We raise our FY14F loan growth by 1 ppt. Whilst the recent Singapore government measures (in Oct 2012 and Jan 2013) to cool the residential property market, plus possible further measures, could slow systemic housing loan growth going forward, the impact is seen to be lagged as drawdowns on approved loans will continue over the next few quarters. We believe this recent initiative from DBS reflects their intention to raise its share of loans from home mortgages - which at 21.3% is lower than OCBC's 26.3% and UOB's 29.6%. We rate this positively. Consequently, we raise our DBS FY14F loan growth to 7% from 6%. We also increase our FY14F net profit by 1% to SGD3.64b from
higher net interest income projections.
Rise in Singapore government bond yield a positive for NIM in subsequent quarters.

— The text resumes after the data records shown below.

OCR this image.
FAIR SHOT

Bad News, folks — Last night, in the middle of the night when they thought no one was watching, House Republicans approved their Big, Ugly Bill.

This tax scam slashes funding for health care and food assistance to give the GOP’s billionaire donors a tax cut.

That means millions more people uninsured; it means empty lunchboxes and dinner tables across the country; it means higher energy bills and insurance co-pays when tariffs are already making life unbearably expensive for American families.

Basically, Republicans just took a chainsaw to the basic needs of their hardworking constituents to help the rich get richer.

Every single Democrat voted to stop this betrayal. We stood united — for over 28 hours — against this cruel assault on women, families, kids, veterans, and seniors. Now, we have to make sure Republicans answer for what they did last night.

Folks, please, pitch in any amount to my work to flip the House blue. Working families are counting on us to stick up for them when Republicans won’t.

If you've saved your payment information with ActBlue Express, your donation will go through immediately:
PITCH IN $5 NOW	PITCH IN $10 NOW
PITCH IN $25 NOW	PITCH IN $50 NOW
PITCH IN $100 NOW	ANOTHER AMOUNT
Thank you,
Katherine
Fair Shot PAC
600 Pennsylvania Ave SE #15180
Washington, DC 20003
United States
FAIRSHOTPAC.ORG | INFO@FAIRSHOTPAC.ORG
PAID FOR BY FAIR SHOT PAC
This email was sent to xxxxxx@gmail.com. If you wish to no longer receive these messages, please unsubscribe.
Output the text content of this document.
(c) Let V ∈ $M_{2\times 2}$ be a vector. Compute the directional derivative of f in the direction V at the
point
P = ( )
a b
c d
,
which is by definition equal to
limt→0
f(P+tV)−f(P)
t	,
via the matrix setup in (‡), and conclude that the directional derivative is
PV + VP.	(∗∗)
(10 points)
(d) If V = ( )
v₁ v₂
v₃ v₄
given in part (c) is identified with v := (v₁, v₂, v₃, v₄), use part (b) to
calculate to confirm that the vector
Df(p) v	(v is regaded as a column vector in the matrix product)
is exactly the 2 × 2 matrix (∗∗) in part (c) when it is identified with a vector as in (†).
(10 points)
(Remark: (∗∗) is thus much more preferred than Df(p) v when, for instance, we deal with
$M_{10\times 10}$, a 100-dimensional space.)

Whilst a soft 1Q13 SIBOR is not positive for DBS' earnings, this is already factored into street expectations. Indications point to continued narrow NIM as a consequence of the rollover of securities portfolio and duration shortening. However, there could be some cushioning effects from the rise in the 10-year Singapore government bond yield to 1.47% (from 1.28% at the end of 2012).